11 U.S.C. § 1306(a)(2) (2011). Under the Code, following confirmation, Section 1327 states that “[ejxcept as otherwise provided in the plan or the order confirming the plan, the confirmation of a plan vests all of the property of the estate in the debtor.” 11 U.S.C. § 1327(b) (2011). Additionally, both Plaintiff Harris’s and Plaintiff Hecklers’ confirmed plans state that upon confirmation of the plan, title to the Debtor’s property “shall revest in Debtor.” First Am. Chapter 13 Plan, Harris, No. 08-30376, ECF No. 35, ¶ 9; Heckler, No. 09-30754, ECF No. 37, ¶ 9. The issue is whether a debtor’s post-confirmation earnings, which would have paid the attorney’s fees at issue here, constitute property of the estate, or are vested in the debtor.

The 11th Circuit addressed this issue head on in Telfair v. First Union Mortgage Corporation, 216 F.3d 1333 (11th Cir.2000). There, the court echoed the 7th Circuit and read the two sections, 1306(a)(2) and 1327(b), “to mean simply that while the filing of the petition for bankruptcy places all the property of the debtor in the control of the bankruptcy court, the plan upon confirmation returns so much of that property to the debtor’s control as is not necessary to the fulfillment of the plan.” Id. at 1340 (quoting In re Heath, 115 F.3d 521, 524 (7th Cir.1997)). In a Chapter 13 ease, after confirmation, only the amount required for the plan payments remains property of the estate. Id. In this case, because both motions by the Defendant attorneys were filed post-confirmation, any fees sought would have been paid outside of the plan, and therefore are not property of the estate.

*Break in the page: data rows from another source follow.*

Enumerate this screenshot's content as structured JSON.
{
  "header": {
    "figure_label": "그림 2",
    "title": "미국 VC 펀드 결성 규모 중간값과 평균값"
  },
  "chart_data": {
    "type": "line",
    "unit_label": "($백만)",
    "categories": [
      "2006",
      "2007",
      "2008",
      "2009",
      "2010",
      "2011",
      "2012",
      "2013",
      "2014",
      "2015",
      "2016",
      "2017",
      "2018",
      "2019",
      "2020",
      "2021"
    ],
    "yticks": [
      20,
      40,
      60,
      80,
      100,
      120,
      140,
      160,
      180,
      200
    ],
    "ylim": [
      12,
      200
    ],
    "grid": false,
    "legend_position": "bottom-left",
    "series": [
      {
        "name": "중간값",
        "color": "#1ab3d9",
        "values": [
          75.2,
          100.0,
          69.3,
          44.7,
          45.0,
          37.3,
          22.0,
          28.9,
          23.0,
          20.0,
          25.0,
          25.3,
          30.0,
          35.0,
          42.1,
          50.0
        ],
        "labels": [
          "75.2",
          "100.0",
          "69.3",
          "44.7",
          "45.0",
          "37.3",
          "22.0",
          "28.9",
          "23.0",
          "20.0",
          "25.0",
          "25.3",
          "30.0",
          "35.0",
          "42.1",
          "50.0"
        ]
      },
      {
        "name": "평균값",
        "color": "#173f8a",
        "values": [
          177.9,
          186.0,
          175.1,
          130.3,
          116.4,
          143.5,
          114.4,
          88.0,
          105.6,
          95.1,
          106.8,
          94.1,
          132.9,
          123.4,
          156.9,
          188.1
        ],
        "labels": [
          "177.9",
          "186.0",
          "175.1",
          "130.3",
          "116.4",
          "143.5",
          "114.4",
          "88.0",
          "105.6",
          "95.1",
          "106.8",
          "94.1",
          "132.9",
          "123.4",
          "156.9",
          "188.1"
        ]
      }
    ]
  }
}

All of the remaining causes of action brought by the Plaintiffs based on substantive Bankruptcy Code and Rule violations centered on the fee splitting provision under Rule 2016 and that the Defendants Ben-Ezra and Enrico Gonzalez sought fees from the estate without disclosing a fee sharing agreement with the LPS Defendants. Because Rule 2016 only requires an application from an entity seeking compensation from the estate, there can be no violation of Rule 2016 since the fees sought were outside of the plan. Thus, all remaining causes of action do not need to be addressed.

III. Conclusion

Because it has been determined that the fees allegedly sought or received by Defendants Ben-Ezra and Enrico Gonzalez do not constitute property of the estate, there is no need to reach the validity of the other causes of action. A violation of Rule 2016 is the linchpin; without that, the other counts must fail. Therefore, the Plaintiffs’ Complaints do not state claims upon which relief can be granted and are without merit. For these reasons, the Defendants’ Motions to Dismiss are granted and the Plaintiffs’ adversary proceedings are dismissed. Accordingly, it is hereby

ORDERED and ADJUDGED that Defendants’ LPS Default Solutions, Inc., and Lender Processing Services, Inc.’s Motion to Dismiss (Doc. 10) and Defendant Ben-Ezra & Katz, P.A.’s Motion to Dismiss (Doc. 15) in Plaintiff Susan Marie Harris’s adversary proceeding are GRANTED.

DONE and ORDERED. 
      
      . Judge William S. Shulman is from the Southern District of Alabama sitting by designation in the Northern District of Florida.